Bleibt die Frage, wie viel Entschädigung und Genugtuung Bänziger für den «Schaden» zugesprochen wird, den er im Militär­dienst erlitten hat – gemäss Bundes­verfassung steht ihm ja eine «angemessene Unterstützung» zu. Diese Abklärungen seien noch bei der Militär­versicherung hängig, teilt sein Anwalt mit.

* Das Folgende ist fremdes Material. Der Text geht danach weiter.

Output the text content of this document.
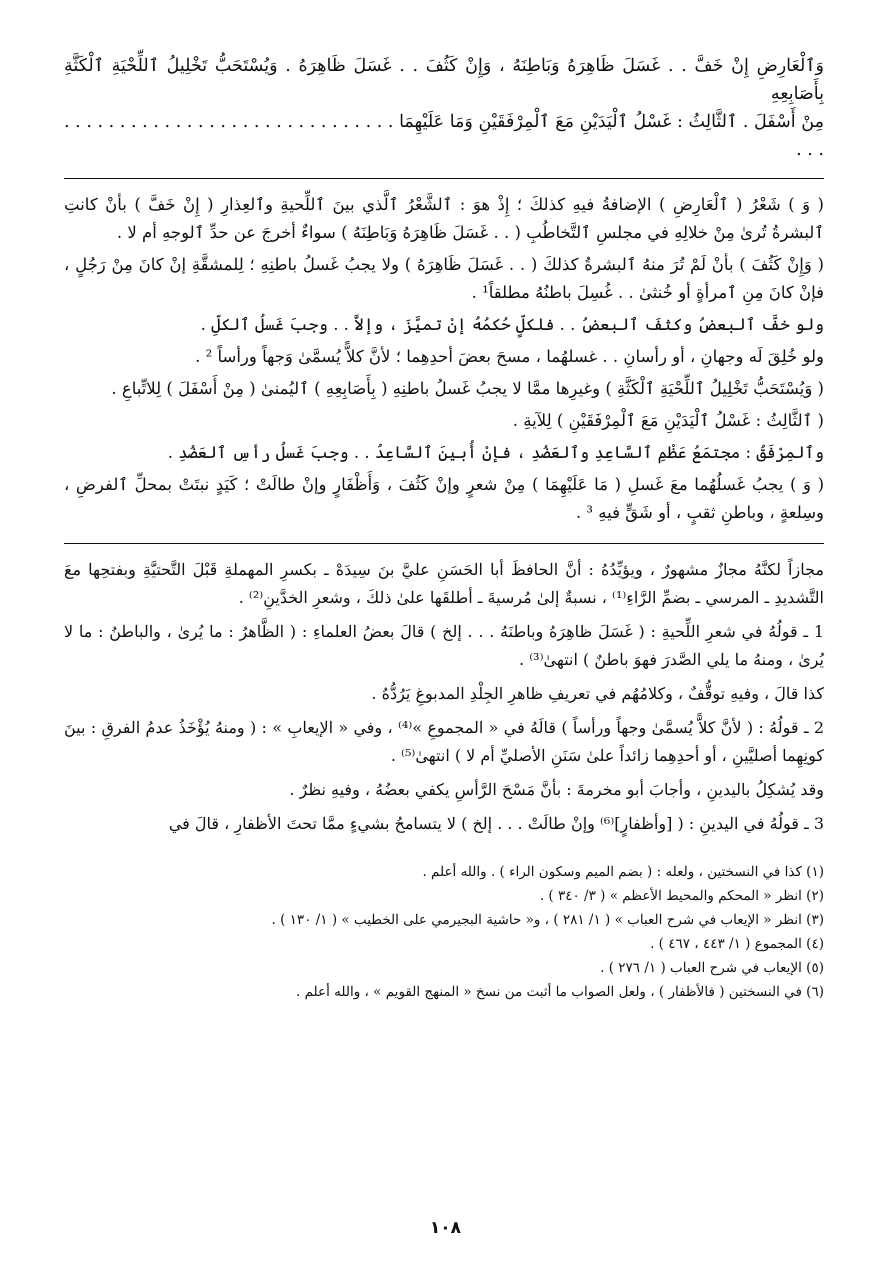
وَٱلْعَارِضِ إِنْ خَفَّ . . غَسَلَ ظَاهِرَهُ وَبَاطِنَهُ ، وَإِنْ كَثُفَ . . غَسَلَ ظَاهِرَهُ . وَيُسْتَحَبُّ تَخْلِيلُ ٱللِّحْيَةِ ٱلْكَثَّةِ بِأَصَابِعِهِ

مِنْ أَسْفَلَ . ٱلثَّالِثُ : غَسْلُ ٱلْيَدَيْنِ مَعَ ٱلْمِرْفَقَيْنِ وَمَا عَلَيْهِمَا . . . . . . . . . . . . . . . . . . . . . . . . . . . . . . . . .

( وَ ) شَعْرُ ( ٱلْعَارِضِ ) الإضافةُ فيهِ كذلكَ ؛ إِذْ هوَ : ٱلشَّعْرُ ٱلَّذي بينَ ٱللِّحيةِ وٱلعِذارِ ( إِنْ خَفَّ ) بأنْ كانتِ ٱلبشرةُ تُرىٰ مِنْ خلالِهِ في مجلسِ ٱلتَّخاطُبِ ( . . غَسَلَ ظَاهِرَهُ وَبَاطِنَهُ ) سواءٌ أخرجَ عن حدِّ ٱلوجهِ أم لا .

( وَإِنْ كَثُفَ ) بأنْ لَمْ تُرَ منهُ ٱلبشرةُ كذلكَ ( . . غَسَلَ ظَاهِرَهُ ) ولا يجبُ غَسلُ باطنِهِ ؛ لِلمشقَّةِ إنْ كانَ مِنْ رَجُلٍ ، فإنْ كانَ مِنِ ٱمرأةٍ أو خُنثىٰ . . غُسِلَ باطنُهُ مطلقاً¹ .

ولو خفَّ ٱلبعضُ وكثفَ ٱلبعضُ . . فلكلٍّ حُكمُهُ إنْ تميَّزَ ، وإلاَّ . . وجبَ غَسلُ ٱلكلِّ .

ولو خُلِقَ لَه وجهانِ ، أو رأسانِ . . غسلهُما ، مسحَ بعضَ أحدِهِما ؛ لأنَّ كلاًّ يُسمَّىٰ وَجهاً ورأساً ² .

( وَيُسْتَحَبُّ تَخْلِيلُ ٱللِّحْيَةِ ٱلْكَثَّةِ ) وغيرِها ممَّا لا يجبُ غَسلُ باطنِهِ ( بِأَصَابِعِهِ ) ٱليُمنىٰ ( مِنْ أَسْفَلَ ) لِلاتِّباعِ .

( ٱلثَّالِثُ : غَسْلُ ٱلْيَدَيْنِ مَعَ ٱلْمِرْفَقَيْنِ ) لِلآيةِ .

وٱلمِرْفَقُ : مجتمَعُ عَظْمِ ٱلسَّاعِدِ وٱلعَضُدِ ، فإنْ أُبينَ ٱلسَّاعِدُ . . وجبَ غَسلُ رأسِ ٱلعَضُدِ .

( وَ ) يجبُ غَسلُهُما معَ غَسلِ ( مَا عَلَيْهِمَا ) مِنْ شعرٍ وإنْ كَثُفَ ، وَأَظْفَارٍ وإنْ طالَتْ ؛ كَيَدٍ نبتَتْ بمحلِّ ٱلفرضِ ، وسِلعةٍ ، وباطنِ ثقبٍ ، أو شَقٍّ فيهِ ³ .

مجازاً لكنَّهُ مجازٌ مشهورٌ ، ويؤيِّدُهُ : أنَّ الحافظَ أبا الحَسَنِ عليَّ بنَ سِيدَهْ ـ بكسرِ المهملةِ قَبْلَ التَّحتيَّةِ وبفتحِها معَ التَّشديدِ ـ المرسي ـ بضمِّ الرَّاءِ⁽¹⁾ ، نسبةٌ إلىٰ مُرسيةَ ـ أطلقَها علىٰ ذلكَ ، وشعرِ الخدَّينِ⁽²⁾ .

1 ـ قولُهُ في شعرِ اللِّحيةِ : ( غَسَلَ ظاهِرَهُ وباطنَهُ . . . إلخ ) قالَ بعضُ العلماءِ : ( الظَّاهرُ : ما يُرىٰ ، والباطنُ : ما لا يُرىٰ ، ومنهُ ما يلي الصَّدرَ فهوَ باطنٌ ) انتهىٰ⁽³⁾ .

كذا قالَ ، وفيهِ توقُّفٌ ، وكلامُهُم في تعريفِ ظاهرِ الجِلْدِ المدبوغِ يَرُدُّهُ .

2 ـ قولُهُ : ( لأنَّ كلاًّ يُسمَّىٰ وجهاً ورأساً ) قالَهُ في « المجموعِ »⁽⁴⁾ ، وفي « الإيعابِ » : ( ومنهُ يُؤْخَذُ عدمُ الفرقِ : بينَ كونِهِما أصليَّينِ ، أو أحدِهِما زائداً علىٰ سَنَنِ الأصليِّ أم لا ) انتهىٰ⁽⁵⁾ .

وقد يُشكِلُ باليدينِ ، وأجابَ أبو مخرمةَ : بأنَّ مَسْحَ الرَّأسِ يكفي بعضُهُ ، وفيهِ نظرٌ .

3 ـ قولُهُ في اليدينِ : ( [وأظفارٍ]⁽⁶⁾ وإنْ طالَتْ . . . إلخ ) لا يتسامحُ بشيءٍ ممَّا تحتَ الأظفارِ ، قالَ في

(١) كذا في النسختين ، ولعله : ( بضم الميم وسكون الراء ) . والله أعلم .

(٢) انظر « المحكم والمحيط الأعظم » ( ٣/ ٣٤٠ ) .

(٣) انظر « الإيعاب في شرح العباب » ( ١/ ٢٨١ ) ، و« حاشية البجيرمي على الخطيب » ( ١/ ١٣٠ ) .

(٤) المجموع ( ١/ ٤٤٣ ، ٤٦٧ ) .

(٥) الإيعاب في شرح العباب ( ١/ ٢٧٦ ) .

(٦) في النسختين ( فالأظفار ) ، ولعل الصواب ما أثبت من نسخ « المنهج القويم » ، والله أعلم .

١٠٨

Und vom Ober­auditorat trifft die Nachricht ein, Auditor Hugelshofer habe gegen die Aarauer Freisprüche «vollumfänglich Appellation erklärt».

Gut möglich also, dass in Sachen Rekrut Bänziger das letzte Wort noch nicht gesprochen ist.

«Ich habe überlebt, ohne bleibende Schäden», sagt der Architektur­student bei einem Kaffee in der Churer Altstadt. «Doch am exakt gleichen Tag, am 3. August 2017, ist in Österreich ein gleichaltriger Rekrut bei einem Hitzemarsch zusammen­gebrochen. Er hat nicht überlebt, weil ihn die Vorgesetzten zum Weiter­gehen zwangen. Solche Vorkommnisse darf es einfach nicht geben.»

Der Fall des verstorbenen 19-jährigen Rekruten aus Österreich ist inzwischen vor dem Europäischen Gerichtshof für Menschen­rechte in Strassburg hängig. Die verantwortlichen Offiziere waren weder strafrechtlich noch innerhalb des Militärs disziplinar­rechtlich belangt worden. Das akzeptieren die Angehörigen des Verstorbenen nicht.